Movie Review: Glass Onion: A Knives Out Mystery
Need a little mystery to liven up your holiday weekend? “Glass Onion,” the sequel to the hit “Knives Out,” is in theaters for one week only.
A sequel was inevitable after “Knives Out,” the comic mystery from writer/director Rian Johnson, became a lovable hit in the winter of 2019. In updating the Agatha Christie formula for modern audiences, “Knives Out” proved that it’s always fun to guess whose hands are red — as long as the proceedings are kept fairly light.
With critical raves, an Oscar nomination and a tidy profit, then, comes a sequel, “Glass Onion: A Knives Out Mystery.” Clunky though that title may be, it nods to Johnson’s masterstroke; while this is another mystery like “Knives Out,” it is in no way a direct sequel. After we neatly wrapped up the preceding mystery, adding new layers would feel cheap — and putting the characters from the first film into another whodunit would be hokey.

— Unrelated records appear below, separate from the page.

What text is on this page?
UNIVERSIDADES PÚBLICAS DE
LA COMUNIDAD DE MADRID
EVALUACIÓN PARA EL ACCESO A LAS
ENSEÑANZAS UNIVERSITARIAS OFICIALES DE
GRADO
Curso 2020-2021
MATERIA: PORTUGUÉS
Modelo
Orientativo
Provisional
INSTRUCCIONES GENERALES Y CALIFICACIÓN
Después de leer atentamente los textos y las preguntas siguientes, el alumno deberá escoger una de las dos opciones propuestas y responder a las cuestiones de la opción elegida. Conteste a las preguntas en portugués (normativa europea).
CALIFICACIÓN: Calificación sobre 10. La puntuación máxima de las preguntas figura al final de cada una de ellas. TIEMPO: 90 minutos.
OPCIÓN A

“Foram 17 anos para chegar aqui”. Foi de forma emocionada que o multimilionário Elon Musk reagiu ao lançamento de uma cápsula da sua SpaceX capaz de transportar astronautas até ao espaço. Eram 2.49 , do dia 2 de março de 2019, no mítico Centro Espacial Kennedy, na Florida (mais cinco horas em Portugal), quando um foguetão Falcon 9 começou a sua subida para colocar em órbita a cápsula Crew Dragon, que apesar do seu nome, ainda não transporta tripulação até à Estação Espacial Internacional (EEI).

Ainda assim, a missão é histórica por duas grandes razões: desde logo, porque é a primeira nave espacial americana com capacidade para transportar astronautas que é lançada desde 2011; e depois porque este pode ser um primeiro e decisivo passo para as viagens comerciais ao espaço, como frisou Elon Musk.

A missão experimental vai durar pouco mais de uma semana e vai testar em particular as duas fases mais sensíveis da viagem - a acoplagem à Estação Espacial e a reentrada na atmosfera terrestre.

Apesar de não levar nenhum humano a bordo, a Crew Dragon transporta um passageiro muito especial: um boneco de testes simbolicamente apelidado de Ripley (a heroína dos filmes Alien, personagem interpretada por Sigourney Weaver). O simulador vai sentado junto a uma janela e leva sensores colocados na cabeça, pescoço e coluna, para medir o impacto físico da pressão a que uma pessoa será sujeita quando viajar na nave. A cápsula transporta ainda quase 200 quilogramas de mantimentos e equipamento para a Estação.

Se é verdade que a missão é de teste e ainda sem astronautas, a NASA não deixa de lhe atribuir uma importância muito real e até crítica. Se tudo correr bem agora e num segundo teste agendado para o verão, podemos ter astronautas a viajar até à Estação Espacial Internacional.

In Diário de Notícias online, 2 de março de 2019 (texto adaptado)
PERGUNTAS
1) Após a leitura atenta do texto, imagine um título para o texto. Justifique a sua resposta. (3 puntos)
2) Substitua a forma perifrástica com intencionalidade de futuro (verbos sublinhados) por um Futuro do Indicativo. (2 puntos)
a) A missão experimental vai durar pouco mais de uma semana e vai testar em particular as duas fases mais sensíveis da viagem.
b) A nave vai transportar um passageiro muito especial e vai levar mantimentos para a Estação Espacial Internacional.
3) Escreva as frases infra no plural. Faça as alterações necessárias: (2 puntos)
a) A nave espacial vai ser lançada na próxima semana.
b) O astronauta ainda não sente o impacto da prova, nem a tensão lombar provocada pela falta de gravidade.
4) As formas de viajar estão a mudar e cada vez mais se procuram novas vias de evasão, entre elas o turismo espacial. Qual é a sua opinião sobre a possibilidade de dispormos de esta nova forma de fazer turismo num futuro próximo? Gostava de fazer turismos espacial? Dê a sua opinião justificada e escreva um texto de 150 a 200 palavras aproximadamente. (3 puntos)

Instead, only Benoit Blanc (Daniel Craig), the scenery-chewing southern detective born of equal parts Hercule Poirot and Foghorn Leghorn, makes the jump to “Glass Onion.” It’s an all-new mystery with new players, and while the wicked guessing-game concept of the original is intact, the particulars are very different.
Gone is the sweaters-and-snifters New England setting, replaced with a much different kind of opulence: A tech billionaire’s gaudy, if luxurious, private island. Miles Bron (Edward Norton) is an impossibly wealthy entrepreneur who tosses off harebrained ideas for “disruption” and waits for his underlings to turn them into money. He’s no genius himself, as the film is quick to point out — it’s no accident that the character’s name has the exact cadence of a certain real-world analogue who is currently demolishing a major social-media network — but he’s good at capitalizing on opportunities.
And, in turn, giving his friends handouts. The crew that he used to drink with — politician Claire (Kathryn Hahn), scientist Lionel (Leslie Odom, Jr.), fashionista Birdie (Kate Hudson) and influencer Duke (Dave Bautista) — have all succeeded thanks to Bron’s largesse, a fact he uses to keep them firmly under his thumb.
“Glass Onion” draws all of these characters to Bron’s island, where he’s planned a high-tech murder-mystery game. Unfortunately, there are a couple of surprise guests — Blanc, who received an anonymous invitation, and Bron’s partner-turned-foe Andi (Janelle Monáe), who has recently taken the gang through a messy court battle. Bron’s murder mystery plans are disrupted quickly — naturally, Blanc solves the whole thing in a matter of seconds — but there’s a real murder on the horizon to spice things up.
Much of the fun in “Glass Onion” is watching the cast have a good time, and they’re quite good at that role; it’s left to Monáe to carry the drama, which she does, in a remarkable performance. The film is frequently funny, just intriguing enough to keep the mystery afloat — it’s long, but the payoff is satisfying — and there’s even a decent bit of social commentary in the mix. I’m not sure how many of these films Johnson wants to make, but he has the skill and wit to do it forever; that’s what Agatha Christie did, and she did pretty well for herself.
My Rating: 8/10
“Glass Onion: A Knives Out Mystery” is playing in select local theaters for one week only beginning Nov. 23. It will debut Dec. 23 on Netflix.